En amont, pour le prof
D’abord, il faut s’entraîner : l’enseignant a tout intérêt à faire lui-même sa balade, tout seul, en famille ou entre collègues. Cette prébalade a plusieurs objectifs : développer son propre regard mathématique, trouver des exemples de situations à proposer aux élèves sans inspiration immédiate et trouver des supports pour tous les domaines des maths scolaires (et pas qu’en nombres et calculs, ou en espace et géométrie, ou en grandeurs et mesures). De plus, cette prébalade est l’occasion de trouver des trajets alternatifs si besoin : comment raccourcir, rallonger la balade, par où passer au retour pour changer de l’aller par exemple.
L’organisation pratique
Ahlala, ce n’est pas ma partie préférée, mais elle est cruciale : sans elle, impossible de réaliser quoi ce que ce soit. Il va falloir penser aux autorisations de sortie, à quel matériel pour prendre les photos (les téléphones des élèves ? Mais en ont-ils tous? Et s’il y a de la casse, pas glop ; ou alors des tablettes du collège ?), à comment la classe va être répartie en groupes (pour une balade, on peut aller plus loin que pour des travaux en classe : des groupes de 5 sont envisageables). Il faut aussi penser aux accompagnateurs : combien, qui ? Il sera nécessaire d’ailleurs d’expliquer le principe et les règles de la balade aux accompagnateurs aussi, pour que leurs interventions soient productives et compatibles avec nos objectifs. Enfin, il faut prévoir un plan B s’il pleut trop fort.
La préparation en classe
Demander aux élèves de trouver des situations de problèmes dans leur environnement n’est possible que s’ils ont compris ce qu’est un problème, et qu’ils ont une culture des problèmes en maths. Sans un répertoire suffisamment développé régulièrement, l’exercice risque d’être périlleux et frustrant pour tout le monde.

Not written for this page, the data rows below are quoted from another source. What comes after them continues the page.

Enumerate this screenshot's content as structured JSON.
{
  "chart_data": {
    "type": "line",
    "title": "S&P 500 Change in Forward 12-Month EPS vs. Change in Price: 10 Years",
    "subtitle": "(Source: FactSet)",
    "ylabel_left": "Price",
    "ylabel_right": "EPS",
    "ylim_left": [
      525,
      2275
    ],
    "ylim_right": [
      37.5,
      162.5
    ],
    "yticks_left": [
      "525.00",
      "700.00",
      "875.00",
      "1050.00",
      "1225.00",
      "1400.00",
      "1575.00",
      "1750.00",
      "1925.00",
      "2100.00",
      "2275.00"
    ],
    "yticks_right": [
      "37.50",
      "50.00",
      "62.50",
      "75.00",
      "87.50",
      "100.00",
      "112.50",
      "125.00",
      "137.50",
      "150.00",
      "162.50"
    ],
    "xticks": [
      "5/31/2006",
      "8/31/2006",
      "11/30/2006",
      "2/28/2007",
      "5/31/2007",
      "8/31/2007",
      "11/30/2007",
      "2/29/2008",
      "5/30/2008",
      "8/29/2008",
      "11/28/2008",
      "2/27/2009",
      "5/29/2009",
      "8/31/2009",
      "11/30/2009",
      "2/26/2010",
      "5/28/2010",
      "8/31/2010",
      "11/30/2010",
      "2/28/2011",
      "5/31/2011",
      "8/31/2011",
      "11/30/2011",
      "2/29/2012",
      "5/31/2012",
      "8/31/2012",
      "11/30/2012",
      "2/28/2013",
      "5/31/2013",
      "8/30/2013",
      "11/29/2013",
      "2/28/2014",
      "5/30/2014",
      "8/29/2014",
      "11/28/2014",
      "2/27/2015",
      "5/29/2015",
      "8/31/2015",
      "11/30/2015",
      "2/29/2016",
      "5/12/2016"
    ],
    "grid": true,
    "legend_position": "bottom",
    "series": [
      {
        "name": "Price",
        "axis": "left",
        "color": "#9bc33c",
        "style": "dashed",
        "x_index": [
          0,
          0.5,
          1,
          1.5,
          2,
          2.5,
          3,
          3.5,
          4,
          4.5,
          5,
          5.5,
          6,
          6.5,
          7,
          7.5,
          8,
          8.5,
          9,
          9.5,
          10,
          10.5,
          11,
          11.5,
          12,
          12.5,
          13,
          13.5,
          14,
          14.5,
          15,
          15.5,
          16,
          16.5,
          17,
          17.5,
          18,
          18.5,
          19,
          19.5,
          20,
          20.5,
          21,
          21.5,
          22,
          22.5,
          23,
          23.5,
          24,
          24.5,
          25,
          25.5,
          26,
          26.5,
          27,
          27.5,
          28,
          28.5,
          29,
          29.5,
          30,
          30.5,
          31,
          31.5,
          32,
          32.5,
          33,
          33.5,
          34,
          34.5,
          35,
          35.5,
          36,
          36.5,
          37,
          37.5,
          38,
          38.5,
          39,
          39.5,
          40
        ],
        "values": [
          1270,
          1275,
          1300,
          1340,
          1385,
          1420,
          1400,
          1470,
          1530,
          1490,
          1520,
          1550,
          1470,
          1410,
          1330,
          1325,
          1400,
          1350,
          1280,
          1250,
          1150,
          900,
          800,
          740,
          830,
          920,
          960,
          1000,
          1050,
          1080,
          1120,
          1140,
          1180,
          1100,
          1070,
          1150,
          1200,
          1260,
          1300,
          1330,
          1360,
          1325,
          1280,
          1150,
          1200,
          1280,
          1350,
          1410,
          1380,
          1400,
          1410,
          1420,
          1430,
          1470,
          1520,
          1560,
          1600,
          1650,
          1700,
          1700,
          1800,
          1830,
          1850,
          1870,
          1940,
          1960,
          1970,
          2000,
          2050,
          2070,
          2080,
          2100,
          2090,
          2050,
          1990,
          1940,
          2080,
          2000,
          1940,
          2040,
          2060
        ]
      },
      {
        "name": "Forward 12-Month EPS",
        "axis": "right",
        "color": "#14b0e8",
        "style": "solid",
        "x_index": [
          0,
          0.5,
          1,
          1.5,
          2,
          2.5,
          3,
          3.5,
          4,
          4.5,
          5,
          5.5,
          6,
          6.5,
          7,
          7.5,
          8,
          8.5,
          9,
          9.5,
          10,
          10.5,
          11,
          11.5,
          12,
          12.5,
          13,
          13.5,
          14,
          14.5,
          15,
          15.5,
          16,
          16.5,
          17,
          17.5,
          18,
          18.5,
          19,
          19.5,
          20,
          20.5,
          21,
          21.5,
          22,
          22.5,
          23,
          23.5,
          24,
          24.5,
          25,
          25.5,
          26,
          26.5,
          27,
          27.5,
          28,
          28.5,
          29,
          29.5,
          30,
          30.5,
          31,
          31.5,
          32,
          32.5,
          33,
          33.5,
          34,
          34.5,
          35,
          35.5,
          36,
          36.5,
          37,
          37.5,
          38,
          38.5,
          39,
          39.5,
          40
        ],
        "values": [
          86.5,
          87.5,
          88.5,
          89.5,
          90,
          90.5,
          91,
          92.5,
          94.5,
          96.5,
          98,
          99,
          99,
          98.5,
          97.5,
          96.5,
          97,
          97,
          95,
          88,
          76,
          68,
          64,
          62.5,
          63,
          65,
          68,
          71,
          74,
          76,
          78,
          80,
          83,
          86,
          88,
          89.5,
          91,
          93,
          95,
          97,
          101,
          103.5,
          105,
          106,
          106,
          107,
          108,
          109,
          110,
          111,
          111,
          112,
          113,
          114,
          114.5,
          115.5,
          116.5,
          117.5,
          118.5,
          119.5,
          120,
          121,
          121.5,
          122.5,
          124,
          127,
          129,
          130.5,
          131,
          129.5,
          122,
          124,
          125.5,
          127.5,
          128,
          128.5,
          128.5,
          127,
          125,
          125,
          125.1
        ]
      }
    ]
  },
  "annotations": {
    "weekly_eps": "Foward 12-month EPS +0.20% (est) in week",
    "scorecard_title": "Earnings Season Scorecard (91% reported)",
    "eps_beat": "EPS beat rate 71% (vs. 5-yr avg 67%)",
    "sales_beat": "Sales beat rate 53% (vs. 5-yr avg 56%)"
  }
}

Pour bien préparer le moment de la balade, je propose d’abord, dans l’année, des photo-problèmes façon maths en vie, d’abord avec des consignes que j’ai posées, et plus tard en inventant des consignes. C’est un très bon préalable, qui garantit une véritable activité mathématique le jour de la balade. Lorsque les élèves inventent des consignes, nous parlons beaucoup de l’explicite : il faut des consignes compréhensible par toutes et tous, et c’est clairement le plus difficile à atteindre. Mais en le travaillant de façon détendue, on progresse rapidement, en s’amusant. Travailler ainsi sur le langage et la faon dont on est assuré d’être compris par autrui est crucial pour l’avenir de nos jeunes.
Je montre aussi aux élèves des photos prises les années précédentes, mal cadrées ou floues. Prendre correctement une photo qui traduit ce que l’ont veut montrer n’est pas si simple.
Avant de partir, il reste encore des points à préciser : le droit à l’image doit absolument être clair pour tout le monde. On en prend pas de photo des camarades, même s’ils sont d’accord, même « pour rigoler », point. Même chose avec les passants. Et puis dehors, on véhicule l’image de chacune, de chacun, de l’enseignant et de l’établissement, alors on se tient bien ! Enfin, il est toujours utile de repréciser qu’on part faire des maths. Et d’ailleurs, c’est quoi, faire des maths ? prenez donc le temps de poser la question aux élèves, d’écouter leurs propositions et de vous trouver votre réponse. C’est très instructif.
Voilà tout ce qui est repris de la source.